Throughout the world, companies profit from selling arms and security equipment (such as guns, tear gas, leg-irons, electroshock batons and tanks) to countries where they are used to commit torture and other human rights violations. They also provide military personnel and training to forces with a record of serious human rights violations.

What is the extent of the arms trade?

Soldier on Guns

Amnesty has details of human rights violations in more than 140 countries and territories in the world. Military, security and police forces often use foreign equipment and training to carry out these abuses. We work to prevent human rights violations by trying to stop the supply of this equipment and training, and by calling on governments to introduce stricter conditions in their arms export policies.

There are serious shortcomings in the national export controls of most of the major countries involved in the supply of arms and security equipment. Governments throughout the world have allowed the export of arms and security equipment to countries where persistent, serious human rights violations are carried out. For example, the UK Government has given licences for arms and security exports to Algeria, Colombia, India, Indonesia, Kenya, Pakistan, Saudi Arabia, Sri Lanka, Syria, Turkey, Zambia and Zimbabwe - all countries where we have serious human rights concerns.

The UK is one of the top arms exporters in the world, and so it has a responsibility to make sure that UK arms do not contribute to human rights violations abroad.
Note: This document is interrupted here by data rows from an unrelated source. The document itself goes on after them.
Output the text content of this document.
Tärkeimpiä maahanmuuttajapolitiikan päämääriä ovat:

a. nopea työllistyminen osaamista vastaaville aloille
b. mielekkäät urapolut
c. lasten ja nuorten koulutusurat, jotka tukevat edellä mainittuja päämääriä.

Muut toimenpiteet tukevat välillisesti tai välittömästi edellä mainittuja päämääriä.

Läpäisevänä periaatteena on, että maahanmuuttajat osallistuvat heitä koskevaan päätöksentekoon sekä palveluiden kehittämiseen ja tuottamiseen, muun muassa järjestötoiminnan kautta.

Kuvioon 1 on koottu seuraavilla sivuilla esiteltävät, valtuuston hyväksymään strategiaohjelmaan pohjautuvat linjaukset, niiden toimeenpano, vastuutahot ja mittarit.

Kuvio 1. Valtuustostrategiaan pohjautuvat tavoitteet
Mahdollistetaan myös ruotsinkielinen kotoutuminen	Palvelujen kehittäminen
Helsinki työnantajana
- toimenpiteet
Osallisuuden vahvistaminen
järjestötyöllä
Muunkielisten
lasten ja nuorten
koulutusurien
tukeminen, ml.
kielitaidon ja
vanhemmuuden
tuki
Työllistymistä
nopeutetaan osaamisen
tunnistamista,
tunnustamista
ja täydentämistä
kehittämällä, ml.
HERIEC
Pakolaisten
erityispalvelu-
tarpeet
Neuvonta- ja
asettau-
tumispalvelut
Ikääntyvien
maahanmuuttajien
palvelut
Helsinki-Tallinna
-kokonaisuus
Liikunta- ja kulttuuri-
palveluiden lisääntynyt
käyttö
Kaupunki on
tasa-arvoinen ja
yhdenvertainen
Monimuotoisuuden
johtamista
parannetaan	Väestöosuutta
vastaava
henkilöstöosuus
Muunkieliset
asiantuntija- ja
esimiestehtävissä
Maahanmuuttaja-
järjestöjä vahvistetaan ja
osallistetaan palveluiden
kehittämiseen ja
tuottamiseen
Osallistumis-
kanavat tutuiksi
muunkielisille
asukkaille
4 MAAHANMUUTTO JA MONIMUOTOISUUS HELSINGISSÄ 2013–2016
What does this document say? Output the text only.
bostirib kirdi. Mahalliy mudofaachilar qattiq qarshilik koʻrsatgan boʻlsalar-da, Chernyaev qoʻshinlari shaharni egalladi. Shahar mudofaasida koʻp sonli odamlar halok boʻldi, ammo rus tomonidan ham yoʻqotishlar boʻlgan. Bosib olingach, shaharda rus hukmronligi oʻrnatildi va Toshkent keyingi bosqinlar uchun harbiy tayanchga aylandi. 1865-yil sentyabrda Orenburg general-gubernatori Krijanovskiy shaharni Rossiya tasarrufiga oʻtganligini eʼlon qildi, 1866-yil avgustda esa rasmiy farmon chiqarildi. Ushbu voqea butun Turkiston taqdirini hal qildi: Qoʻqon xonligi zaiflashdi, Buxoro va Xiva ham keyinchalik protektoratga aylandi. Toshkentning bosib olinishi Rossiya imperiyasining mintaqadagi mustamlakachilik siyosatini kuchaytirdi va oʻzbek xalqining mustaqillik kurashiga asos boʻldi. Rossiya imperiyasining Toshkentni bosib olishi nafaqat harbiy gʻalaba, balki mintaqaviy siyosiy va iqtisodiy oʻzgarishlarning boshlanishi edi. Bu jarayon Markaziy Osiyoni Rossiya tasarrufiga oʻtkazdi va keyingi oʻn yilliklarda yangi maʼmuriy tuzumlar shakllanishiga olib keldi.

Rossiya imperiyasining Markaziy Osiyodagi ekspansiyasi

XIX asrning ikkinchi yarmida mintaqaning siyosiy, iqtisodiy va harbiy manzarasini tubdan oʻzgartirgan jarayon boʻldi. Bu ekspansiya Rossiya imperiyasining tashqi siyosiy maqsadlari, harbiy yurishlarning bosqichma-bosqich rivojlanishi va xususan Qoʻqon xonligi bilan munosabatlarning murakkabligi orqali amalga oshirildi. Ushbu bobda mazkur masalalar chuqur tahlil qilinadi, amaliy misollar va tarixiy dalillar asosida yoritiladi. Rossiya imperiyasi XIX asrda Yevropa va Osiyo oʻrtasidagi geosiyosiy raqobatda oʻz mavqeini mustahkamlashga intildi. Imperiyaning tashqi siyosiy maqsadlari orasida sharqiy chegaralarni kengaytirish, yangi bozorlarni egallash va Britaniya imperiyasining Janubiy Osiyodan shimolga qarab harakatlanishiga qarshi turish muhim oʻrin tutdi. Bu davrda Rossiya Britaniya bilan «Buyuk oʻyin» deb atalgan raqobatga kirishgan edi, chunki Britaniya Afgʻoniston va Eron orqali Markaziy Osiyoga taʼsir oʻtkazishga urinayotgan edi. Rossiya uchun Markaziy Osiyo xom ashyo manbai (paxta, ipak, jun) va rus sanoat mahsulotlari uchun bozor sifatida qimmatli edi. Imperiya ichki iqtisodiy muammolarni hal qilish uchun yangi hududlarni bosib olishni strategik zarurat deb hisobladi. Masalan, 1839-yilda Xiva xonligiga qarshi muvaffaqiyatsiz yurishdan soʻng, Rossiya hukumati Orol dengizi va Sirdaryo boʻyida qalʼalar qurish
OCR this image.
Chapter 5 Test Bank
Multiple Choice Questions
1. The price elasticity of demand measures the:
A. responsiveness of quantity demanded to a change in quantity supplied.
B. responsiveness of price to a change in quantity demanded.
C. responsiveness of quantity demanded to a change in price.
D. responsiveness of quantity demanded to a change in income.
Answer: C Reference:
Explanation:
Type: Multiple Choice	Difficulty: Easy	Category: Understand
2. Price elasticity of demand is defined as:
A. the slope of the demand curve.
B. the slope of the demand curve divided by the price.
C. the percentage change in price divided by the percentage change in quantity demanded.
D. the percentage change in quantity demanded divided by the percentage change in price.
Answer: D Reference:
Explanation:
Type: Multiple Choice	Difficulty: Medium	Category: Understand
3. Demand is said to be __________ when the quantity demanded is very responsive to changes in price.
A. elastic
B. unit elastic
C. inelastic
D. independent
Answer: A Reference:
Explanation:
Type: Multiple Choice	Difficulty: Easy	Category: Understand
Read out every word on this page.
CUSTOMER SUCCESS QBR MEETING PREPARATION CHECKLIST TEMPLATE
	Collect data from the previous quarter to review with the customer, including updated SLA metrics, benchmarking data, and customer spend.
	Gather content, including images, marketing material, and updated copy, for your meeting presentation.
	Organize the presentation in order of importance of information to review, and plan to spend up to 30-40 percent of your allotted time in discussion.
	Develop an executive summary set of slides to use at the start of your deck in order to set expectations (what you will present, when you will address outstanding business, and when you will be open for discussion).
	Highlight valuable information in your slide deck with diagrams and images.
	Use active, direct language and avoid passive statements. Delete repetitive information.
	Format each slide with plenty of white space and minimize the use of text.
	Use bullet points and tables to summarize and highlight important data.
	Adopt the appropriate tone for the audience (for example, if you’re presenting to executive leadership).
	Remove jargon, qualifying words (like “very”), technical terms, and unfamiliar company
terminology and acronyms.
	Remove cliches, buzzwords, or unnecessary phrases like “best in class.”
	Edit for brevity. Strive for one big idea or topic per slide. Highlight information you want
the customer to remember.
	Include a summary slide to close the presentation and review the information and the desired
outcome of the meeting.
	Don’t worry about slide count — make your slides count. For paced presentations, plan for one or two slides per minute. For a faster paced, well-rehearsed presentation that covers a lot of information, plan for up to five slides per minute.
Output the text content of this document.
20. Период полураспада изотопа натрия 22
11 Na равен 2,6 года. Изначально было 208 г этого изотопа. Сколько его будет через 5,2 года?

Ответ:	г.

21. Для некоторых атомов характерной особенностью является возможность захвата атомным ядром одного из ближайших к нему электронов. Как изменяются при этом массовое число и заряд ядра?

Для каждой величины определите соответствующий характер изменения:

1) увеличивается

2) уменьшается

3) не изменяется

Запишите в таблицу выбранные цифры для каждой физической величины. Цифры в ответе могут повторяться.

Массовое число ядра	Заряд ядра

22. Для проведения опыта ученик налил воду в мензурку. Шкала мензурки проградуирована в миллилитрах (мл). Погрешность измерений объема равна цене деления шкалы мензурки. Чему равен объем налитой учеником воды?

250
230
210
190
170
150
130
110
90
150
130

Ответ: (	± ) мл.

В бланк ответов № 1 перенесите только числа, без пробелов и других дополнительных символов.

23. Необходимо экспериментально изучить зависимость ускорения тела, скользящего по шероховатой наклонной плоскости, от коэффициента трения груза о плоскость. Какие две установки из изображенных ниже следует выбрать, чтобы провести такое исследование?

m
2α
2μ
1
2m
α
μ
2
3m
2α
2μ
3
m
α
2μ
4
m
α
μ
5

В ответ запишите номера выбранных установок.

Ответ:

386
The Government has promised to put human rights at the heart of foreign policy, but there is still a lot of secrecy in the UK arms and security trade, and it is still not regulated properly.

What needs to be done?

We need to improve the way the trade is regulated to prevent these arms and security from contributing to human rights violations. At the moment, companies can easily find ways around the controls. They use loopholes in legislation, provide false documents about where their products are going to, and what they will be used for, or make their products in a country which does not have such a strict licensing system.

Amnesty tank

Governments must introduce tighter controls and monitor their arms and security exports more effectively, making information on arms transfers available to the public. National measures to control the trade in arms and security equipment must be supported by regional and international regulations.

Making the arms and security trade more open is vital. In the UK, the Government has produced an annual report on arms exports since May 1997. Although this is a positive step towards being more open, the reports do not contain the level of information needed for parliament and the public to examine effectively the Government's record on arms controls.

No matter how full and open the annual reports become, they are still only useful in checking the Government's record after export licences have been granted. We believe that a parliamentary committee should be set up to advise the Government on applications for export licences to countries where we have human rights concerns, before the licences are granted.